Right now I am thinking that Spades acts like Guard in Mythic Bastionland – there are no saves associated with it, so in a standard array system you’re sacrificing performance under pressure for a better defensive capacity. As for other stats – Hearts, Diamonds, Clubs, I think we will go with something simple like Electrum Archive’s d10 roll under for saves. Draw a card from the deck, aiming for an equal or lesser value than your stat. The caveat here is that obviously a deck of cards is really more like a d13, so I mildly worry that players may get frustrated by a slightly unintuitive probability distribution. If your Mask in Electrum Archives is a 4, you have a 40% chance of successfully deceiving someone. Intuitive. If your Hearts in our game is a 4, you have a 31% chance of successfully leaping over a ravine. Just a little off, but I can live with it for now.
Aside on Bonuses
Because we have axes of character customization that provide them with unique background knowledge (Past Life, Creditor’s domain, and Special Interest), I think I do want to provide a numerical bonus for doing something your character would logically be good at. Something like HMTW Favor is solid, a flat +2 or +3 bonus to your stat during the save would make a big difference and probably feel good at the table. I also like the idea of a benefit for suit matching on a save, but we can put a pin in that for now - maybe situational bonuses interact with card suit.

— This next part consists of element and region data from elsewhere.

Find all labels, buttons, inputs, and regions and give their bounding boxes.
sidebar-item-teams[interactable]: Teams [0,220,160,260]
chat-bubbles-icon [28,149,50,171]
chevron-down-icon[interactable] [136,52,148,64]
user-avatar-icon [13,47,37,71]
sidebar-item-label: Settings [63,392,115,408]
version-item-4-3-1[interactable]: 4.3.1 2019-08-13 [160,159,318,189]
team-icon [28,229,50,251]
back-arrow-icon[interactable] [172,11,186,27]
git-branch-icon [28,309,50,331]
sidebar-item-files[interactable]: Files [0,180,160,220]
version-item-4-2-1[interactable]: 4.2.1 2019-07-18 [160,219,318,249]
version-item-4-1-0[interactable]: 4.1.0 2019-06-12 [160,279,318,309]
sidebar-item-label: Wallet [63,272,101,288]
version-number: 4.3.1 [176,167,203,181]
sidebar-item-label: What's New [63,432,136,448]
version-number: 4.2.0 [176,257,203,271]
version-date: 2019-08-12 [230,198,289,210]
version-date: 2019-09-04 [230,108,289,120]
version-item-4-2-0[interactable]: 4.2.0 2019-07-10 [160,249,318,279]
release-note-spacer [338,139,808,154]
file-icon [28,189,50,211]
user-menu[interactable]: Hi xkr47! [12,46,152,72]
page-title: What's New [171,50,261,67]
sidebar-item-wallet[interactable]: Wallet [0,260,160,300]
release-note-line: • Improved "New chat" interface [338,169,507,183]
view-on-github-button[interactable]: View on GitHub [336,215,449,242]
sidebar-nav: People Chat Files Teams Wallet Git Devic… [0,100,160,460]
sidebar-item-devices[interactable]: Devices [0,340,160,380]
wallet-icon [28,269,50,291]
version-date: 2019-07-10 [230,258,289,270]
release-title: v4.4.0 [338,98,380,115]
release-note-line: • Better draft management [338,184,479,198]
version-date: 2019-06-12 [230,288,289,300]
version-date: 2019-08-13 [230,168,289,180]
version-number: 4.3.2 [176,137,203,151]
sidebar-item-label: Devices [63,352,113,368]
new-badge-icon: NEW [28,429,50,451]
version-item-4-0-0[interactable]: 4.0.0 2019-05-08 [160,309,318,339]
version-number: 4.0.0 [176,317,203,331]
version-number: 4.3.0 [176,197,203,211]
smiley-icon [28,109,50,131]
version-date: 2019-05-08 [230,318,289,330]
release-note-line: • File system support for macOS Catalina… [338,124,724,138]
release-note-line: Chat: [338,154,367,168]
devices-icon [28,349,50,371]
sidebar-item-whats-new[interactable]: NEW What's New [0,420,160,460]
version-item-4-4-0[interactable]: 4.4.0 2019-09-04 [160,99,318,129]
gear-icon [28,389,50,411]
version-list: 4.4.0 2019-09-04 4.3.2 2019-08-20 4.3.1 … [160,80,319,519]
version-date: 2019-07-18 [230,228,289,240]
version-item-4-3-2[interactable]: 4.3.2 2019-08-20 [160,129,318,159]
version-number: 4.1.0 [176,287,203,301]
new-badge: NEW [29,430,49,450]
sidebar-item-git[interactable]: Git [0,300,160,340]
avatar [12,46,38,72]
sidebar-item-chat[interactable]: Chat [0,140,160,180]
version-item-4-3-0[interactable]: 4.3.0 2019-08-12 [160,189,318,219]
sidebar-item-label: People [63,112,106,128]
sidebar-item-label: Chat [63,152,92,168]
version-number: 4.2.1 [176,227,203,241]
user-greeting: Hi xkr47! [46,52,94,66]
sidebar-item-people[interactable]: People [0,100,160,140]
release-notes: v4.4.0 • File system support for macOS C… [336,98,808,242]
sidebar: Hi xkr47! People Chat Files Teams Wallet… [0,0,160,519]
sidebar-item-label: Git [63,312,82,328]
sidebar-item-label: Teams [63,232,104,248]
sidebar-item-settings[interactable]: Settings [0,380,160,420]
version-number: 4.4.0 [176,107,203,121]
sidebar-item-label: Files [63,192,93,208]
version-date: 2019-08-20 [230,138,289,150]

Regardless, we now have a simple enough action resolution framework to hang our hat on. Let's go pretty directly with what we have learned from MBL and HMTW. Intent and Leverage are used whole cloth. As for Cost, we now have a framework where we can incur costs against our stats in order to make things happen – I think we potentially lean harder on Cypher and use stat cost as our barometer for task difficulty. We are working with low enough numbers here to probably stick with costs in the 1-2 range for severe difficulty. If a cost is incurred, you probably don’t have to turn around and then draw a Save against your reduced stat, but risky actions require risky resolution. Then, of course, resolve the Impact of the action.
Conclusion
I’ve been wrestling with how baroque to go with action resolution for this game, but I think Chris gives us a great starting point, and the questions that we have from Josh help us get there in play. One concern off the bat is that this now puts a ceiling on size for our stat pools; if stats can raise above 13, then saves automatically succeed, but if we expect to be regularly spending from our stat pool then we have a fairly hard limit on what we can accomplish in between recovery periods. I would rather see an advanced character in this game have an analog for Cypher’s Edge, which makes spending resources more efficient, than see an advanced character not face risky Saves. Maybe an advanced character gets a “free level of effort” on some types of tasks. Worth noodling on another day!
The other thing I like with this approach is that it feels like it interacts intuitively with some of the character generation ideas we have talked about until now. We know we are looking for ways to resolve uncertainty and spend resources for certain outcomes in our travel subsystem, or to activate Past Life abilities, and this feels like the right starting point.
I couldn’t make this post fewer than 1500 words, but in my defense I did combine two of the topics I wanted to hit next – that leaves Combat Revisited as my last topic I want to hit before I move into Level 0 playtesting. I hope you all have enjoyed reading because this has been a fun process so far!